Heavy Lift, Part II

The Block and Tackle

Launching and recovering a boat in the water with a trailer is easy. Floating things fall sideways with very little effort. A boat floating can be moved by the slightest of wind and sometimes remarkable fast as I experienced on Lake Superior when CAP’T LEM sailed a steady 5 knots with not so much as a ripple on the water. But a boat on land is entirely different. Next visit to a boatyard, notice all the sorts of contraptions used to move them on land. Travel Lifts, cranes and slings, dry docks and railways. This will give some idea of the obstacles that must be overcome when a boat is out of water.

Long ago, I found a little book at the Wooden Boat Shop (gone now and deeply missed) located down on the Montlake Cut in Seattle. I treasure that book and keep it stowed for quick reference on AVANTI. Its title, MOVING HEAVY THINGS br Jan Adkins. If any book is worth its weight in gold, this one is. It was artfully illustrated and beautifully written. It addressed all the things I’ve encountered in this segment of my adventure, friction, weight, leverage, incline planes and the block & tackle. But most useful, it talked about principles. One of the principles to use before attempting to move something heavy was to ask yourself “How did the old timers do it?”

I could have hired a mobile crane to just come pick it up and set it on the trailer, but what story would that make? No, no! Much better I ask myself “How would Captain Lem do it?”

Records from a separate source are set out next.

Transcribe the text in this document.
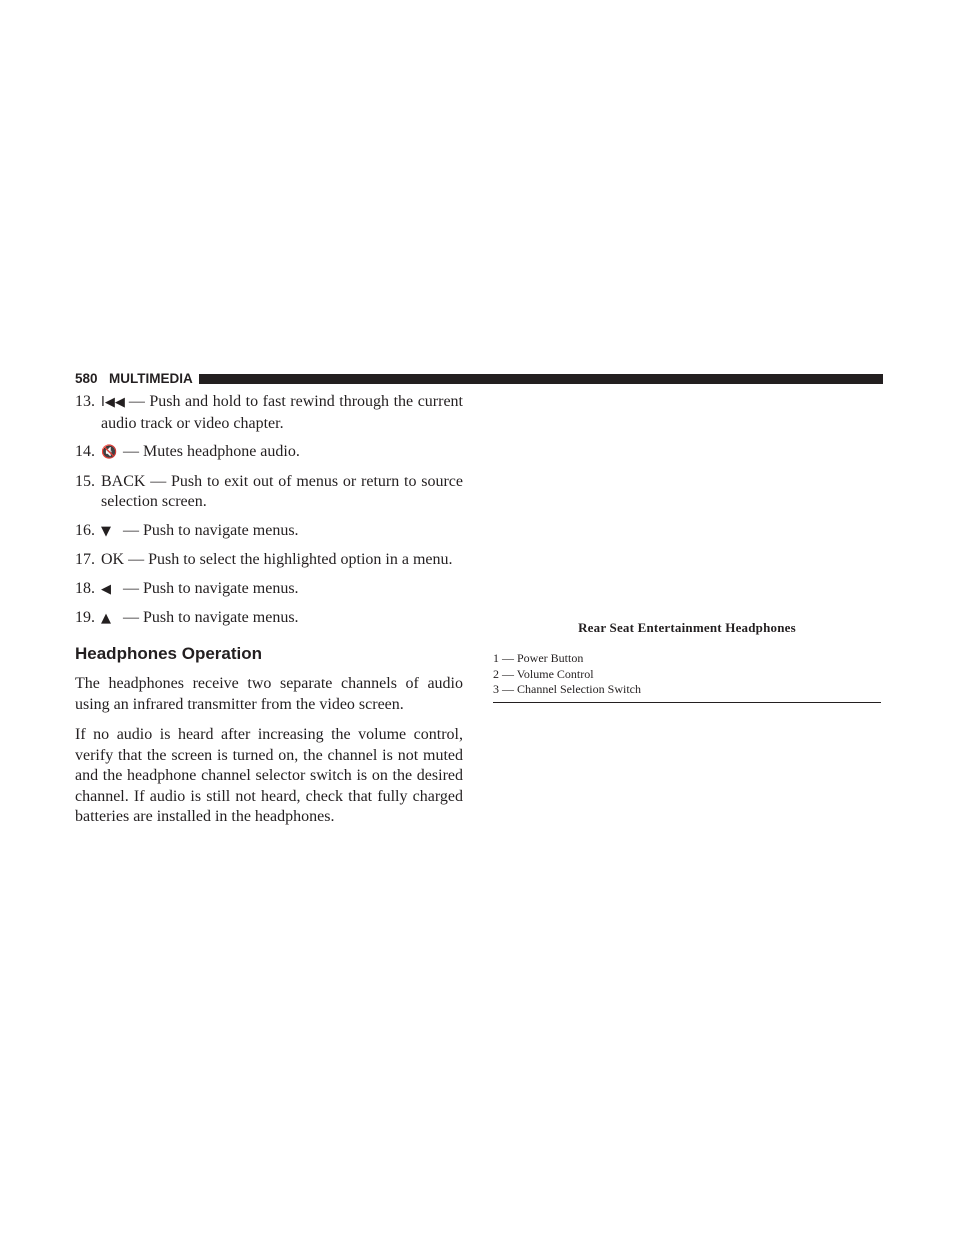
580 MULTIMEDIA
13. I◀◀ — Push and hold to fast rewind through the current audio track or video chapter.
14. 🔇 — Mutes headphone audio.
15. BACK — Push to exit out of menus or return to source selection screen.
16. ▼ — Push to navigate menus.
17. OK — Push to select the highlighted option in a menu.
18. ◀ — Push to navigate menus.
19. ▲ — Push to navigate menus.
Headphones Operation

The headphones receive two separate channels of audio using an infrared transmitter from the video screen.

If no audio is heard after increasing the volume control, verify that the screen is turned on, the channel is not muted and the headphone channel selector switch is on the desired channel. If audio is still not heard, check that fully charged batteries are installed in the headphones.

Rear Seat Entertainment Headphones
1 — Power Button
2 — Volume Control
3 — Channel Selection Switch
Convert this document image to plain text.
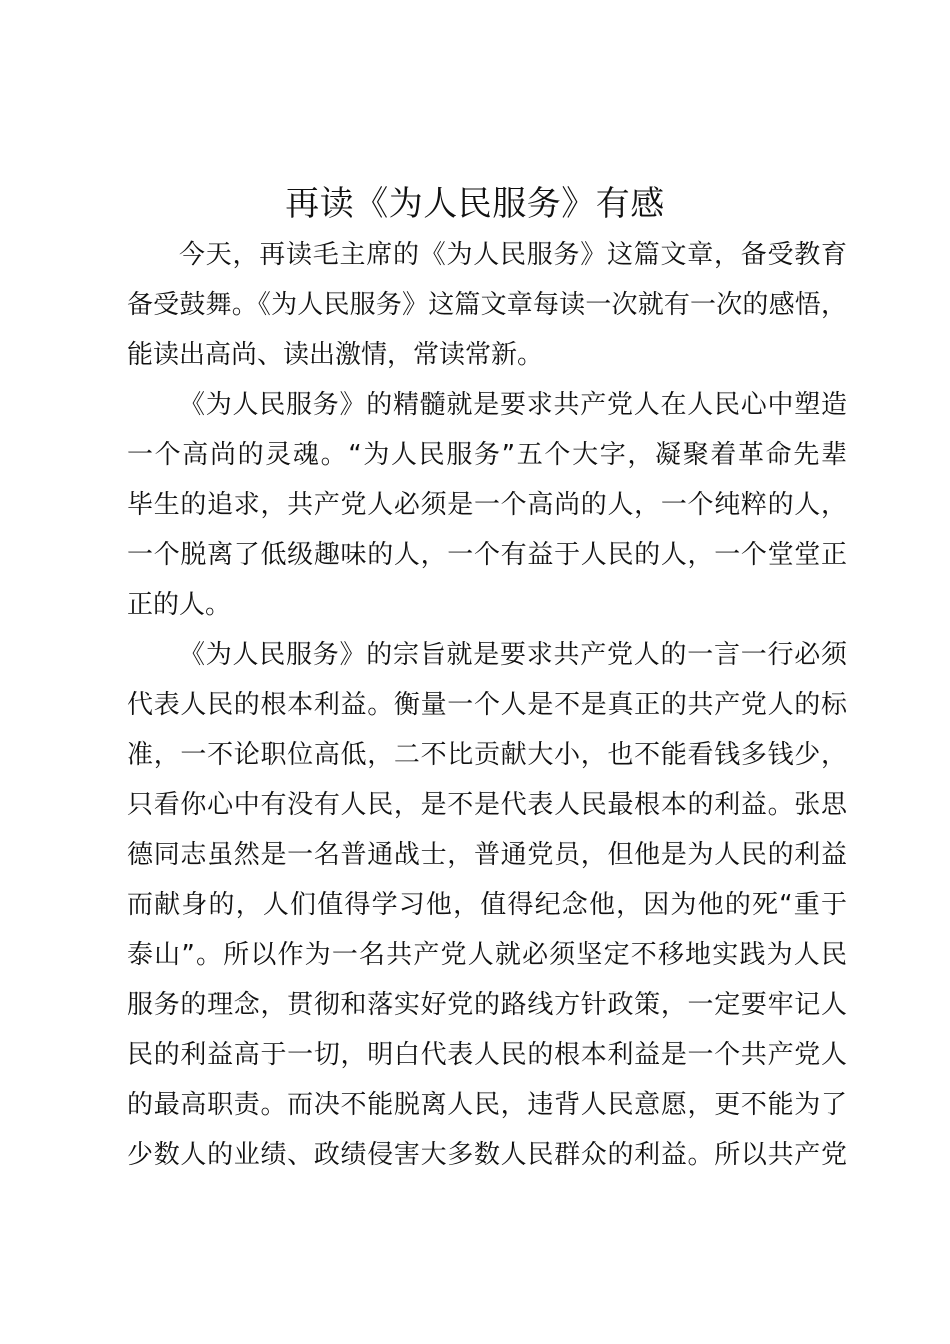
再读《为人民服务》有感
今天，再读毛主席的《为人民服务》这篇文章，备受教育
备受鼓舞。《为人民服务》这篇文章每读一次就有一次的感悟，
能读出高尚、读出激情，常读常新。
《为人民服务》的精髓就是要求共产党人在人民心中塑造
一个高尚的灵魂。“为人民服务”五个大字，凝聚着革命先辈
毕生的追求，共产党人必须是一个高尚的人，一个纯粹的人，
一个脱离了低级趣味的人，一个有益于人民的人，一个堂堂正
正的人。
《为人民服务》的宗旨就是要求共产党人的一言一行必须
代表人民的根本利益。衡量一个人是不是真正的共产党人的标
准，一不论职位高低，二不比贡献大小，也不能看钱多钱少，
只看你心中有没有人民，是不是代表人民最根本的利益。张思
德同志虽然是一名普通战士，普通党员，但他是为人民的利益
而献身的，人们值得学习他，值得纪念他，因为他的死“重于
泰山”。所以作为一名共产党人就必须坚定不移地实践为人民
服务的理念，贯彻和落实好党的路线方针政策，一定要牢记人
民的利益高于一切，明白代表人民的根本利益是一个共产党人
的最高职责。而决不能脱离人民，违背人民意愿，更不能为了
少数人的业绩、政绩侵害大多数人民群众的利益。所以共产党
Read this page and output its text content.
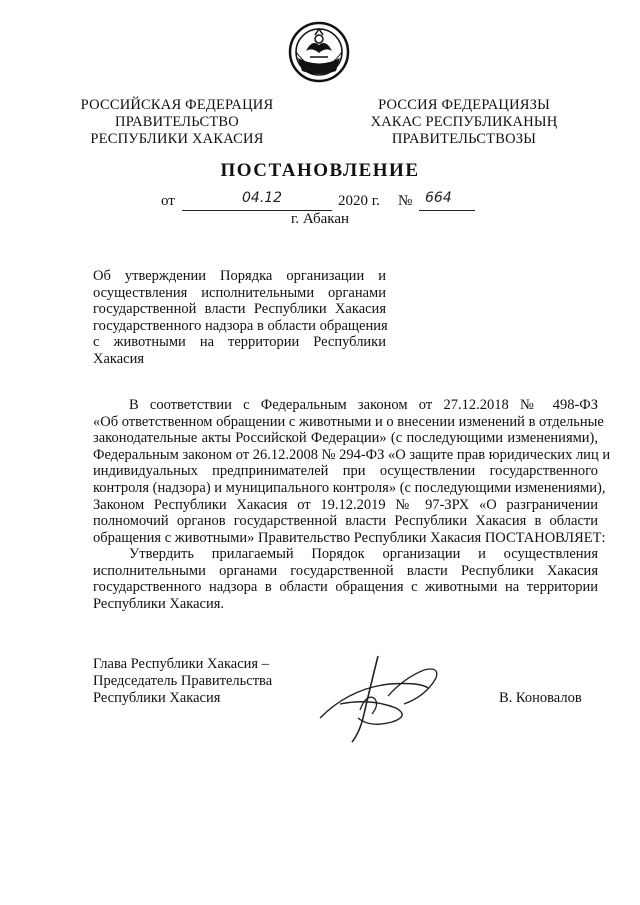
РОССИЙСКАЯ ФЕДЕРАЦИЯ
ПРАВИТЕЛЬСТВО
РЕСПУБЛИКИ ХАКАСИЯ
РОССИЯ ФЕДЕРАЦИЯЗЫ
ХАКАС РЕСПУБЛИКАНЫҢ
ПРАВИТЕЛЬСТВОЗЫ
ПОСТАНОВЛЕНИЕ
от	04.12	2020 г. № 664
г. Абакан
Об утверждении Порядка организации и
осуществления исполнительными органами
государственной власти Республики Хакасия
государственного надзора в области обращения
с животными на территории Республики
Хакасия
В соответствии с Федеральным законом от 27.12.2018 № 498-ФЗ
«Об ответственном обращении с животными и о внесении изменений в отдельные
законодательные акты Российской Федерации» (с последующими изменениями),
Федеральным законом от 26.12.2008 № 294-ФЗ «О защите прав юридических лиц и
индивидуальных предпринимателей при осуществлении государственного
контроля (надзора) и муниципального контроля» (с последующими изменениями),
Законом Республики Хакасия от 19.12.2019 № 97-ЗРХ «О разграничении
полномочий органов государственной власти Республики Хакасия в области
обращения с животными» Правительство Республики Хакасия ПОСТАНОВЛЯЕТ:
Утвердить прилагаемый Порядок организации и осуществления
исполнительными органами государственной власти Республики Хакасия
государственного надзора в области обращения с животными на территории
Республики Хакасия.
Глава Республики Хакасия –
Председатель Правительства
Республики Хакасия	В. Коновалов
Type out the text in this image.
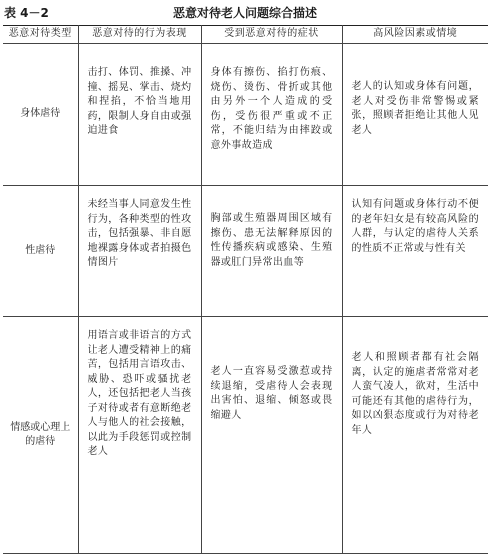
表 4－2	恶意对待老人问题综合描述
恶意对待类型	恶意对待的行为表现	受到恶意对待的症状	高风险因素或情境
身体虐待	击打、体罚、推搡、冲撞、摇晃、掌击、烧灼和捏掐，不恰当地用药，限制人身自由或强迫进食	身体有擦伤、掐打伤痕、烧伤、烫伤、骨折或其他由另外一个人造成的受伤，受伤很严重或不正常，不能归结为由摔跤或意外事故造成	老人的认知或身体有问题，老人对受伤非常警惕或紧张，照顾者拒绝让其他人见老人
性虐待	未经当事人同意发生性行为，各种类型的性攻击，包括强暴、非自愿地裸露身体或者拍摄色情图片	胸部或生殖器周围区域有擦伤、患无法解释原因的性传播疾病或感染、生殖器或肛门异常出血等	认知有问题或身体行动不便的老年妇女是有较高风险的人群，与认定的虐待人关系的性质不正常或与性有关
情感或心理上的虐待	用语言或非语言的方式让老人遭受精神上的痛苦，包括用言语攻击、威胁、恐吓或骚扰老人，还包括把老人当孩子对待或者有意断绝老人与他人的社会接触，以此为手段惩罚或控制老人	老人一直容易受激惹或持续退缩，受虐待人会表现出害怕、退缩、倾怒或畏缩避人	老人和照顾者都有社会隔离，认定的施虐者常常对老人蛮气凌人，欲对，生活中可能还有其他的虐待行为，如以凶狠态度或行为对待老年人
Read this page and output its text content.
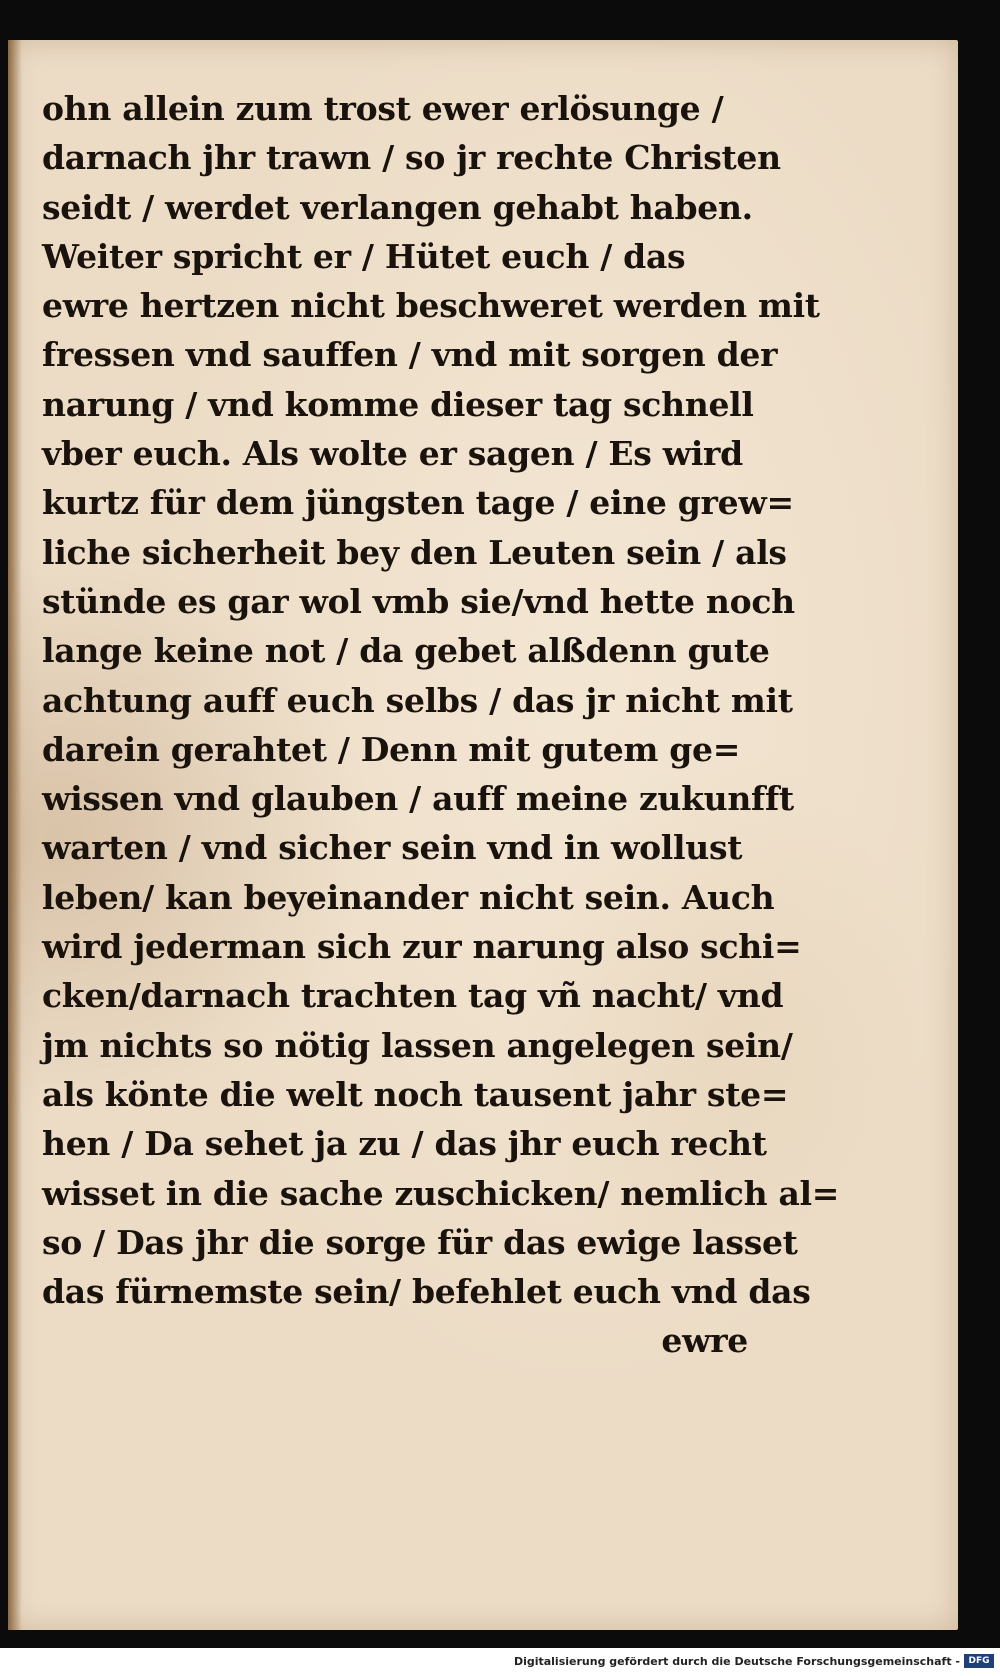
ohn allein zum trost ewer erlösunge /
darnach jhr trawn / so jr rechte Christen
seidt / werdet verlangen gehabt haben.
Weiter spricht er / Hütet euch / das
ewre hertzen nicht beschweret werden mit
fressen vnd sauffen / vnd mit sorgen der
narung / vnd komme dieser tag schnell
vber euch. Als wolte er sagen / Es wird
kurtz für dem jüngsten tage / eine grew=
liche sicherheit bey den Leuten sein / als
stünde es gar wol vmb sie/vnd hette noch
lange keine not / da gebet alßdenn gute
achtung auff euch selbs / das jr nicht mit
darein gerahtet / Denn mit gutem ge=
wissen vnd glauben / auff meine zukunfft
warten / vnd sicher sein vnd in wollust
leben/ kan beyeinander nicht sein. Auch
wird jederman sich zur narung also schi=
cken/darnach trachten tag vñ nacht/ vnd
jm nichts so nötig lassen angelegen sein/
als könte die welt noch tausent jahr ste=
hen / Da sehet ja zu / das jhr euch recht
wisset in die sache zuschicken/ nemlich al=
so / Das jhr die sorge für das ewige lasset
das fürnemste sein/ befehlet euch vnd das
ewre
Digitalisierung gefördert durch die Deutsche Forschungsgemeinschaft - DFG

It would go something like this, “So Cap, how would you pick that boat up off the ground and get it on the trailer, by yourself?” and I hear him in my minds ear. “Well, Tommy, the first thing ya gotta do, is get a couple a’ Jacks,… and lots of wood for dunnage… and a good stout block and tackle. And ya got to pay attention. You can’t be thinking about anything in the world but what you’re doing, so pay attention… And one more thing, pay attention!”

“Got ya, Cap. So what you’re telling me is I damn well better pay attention to what I’m doing, right? I’ll let ya know how it turns out. If I tell ya face to face ya know it didn’t turn out well.”

The boat weighs 3500# + or – but mostly +. The trailer winch will exert 1500# force on the first wrap. With each successive wrap the force lessens until on the final wrap of the drum it only exerts 700#. I must still deal with a lot of weight and a lot of force so, at first, I transfer most of the weight to the hydraulic jacks. One might say I am floating the boat on the backs of the Jacks. By raising the front of the boat with the stern still resting in the sand and letting the trailer come up in the air as I winch, I steal away much of the weight and the friction. The trailer wedges its way farther and farther aft until a point of balance is reached and the trailer stop moving under the boat and the boat then comes off the ground and slides the final distance into place. Simple! Yes, just not easy. The requirement is greater and greater force.

And this brings us to the block and tackle; mostly it’s the story of the blocks, the tackle having changed out a few times over the years. There are three blocks; one double sheave, one double sheave with a becket and one single sheave. Together they can exert a force 6 times greater than that applied to the working line. So my 1500# of force from the winch can be multiplied to 9000#. But this story is so much more than friction and force, for in these three pulleys are the visible reminder of all the boats I’ve own over the last thirty years.

I found them in the gift shop aboard the sailing ship Star of India in San Diego, 1981. They were so stout and lovely in the way sailors see things as lovely and so full of possibility. They made the perfect gift to my beautiful little Choey Lee Frisco Flyer, STORM TREE waiting to sail back on Puget Sound, so bought them with the last of my spending money for the month and stayed onboard when shipmates went to town, sanding and varnishing them. In those days I varnished them regularly and used them for sheet blocks and handy-billys and to climb the mast, and when I sold the boat, I kept the blocks. On my Monk Cutter, AURORA, they served as preventers and down hauls and up hauls and of course, mast climbers. (How to up-haul one’s self to the masthead, alone, we’ll discuss another time). On AVANTI, I’ve climbed the mast, main and mizzen, more times than I can remember. On the CAP’N LEM, they were instrumental in getting the boat on and off the flatbed truck the day I brought her to Goose Bay to spend the long winter on the hard.

Now, once again, these three wonderfully useful things have allowed me to do something far greater than is in my strength of arm and hand. When all is done, I think I will once again take them apart, clean them and grease them, shine the brass keepers and varnish them bright. There is still great beauty left in the teak of their cheeks and today my respect for them is renewed. They have moved the CAP’N LEM 288 inches!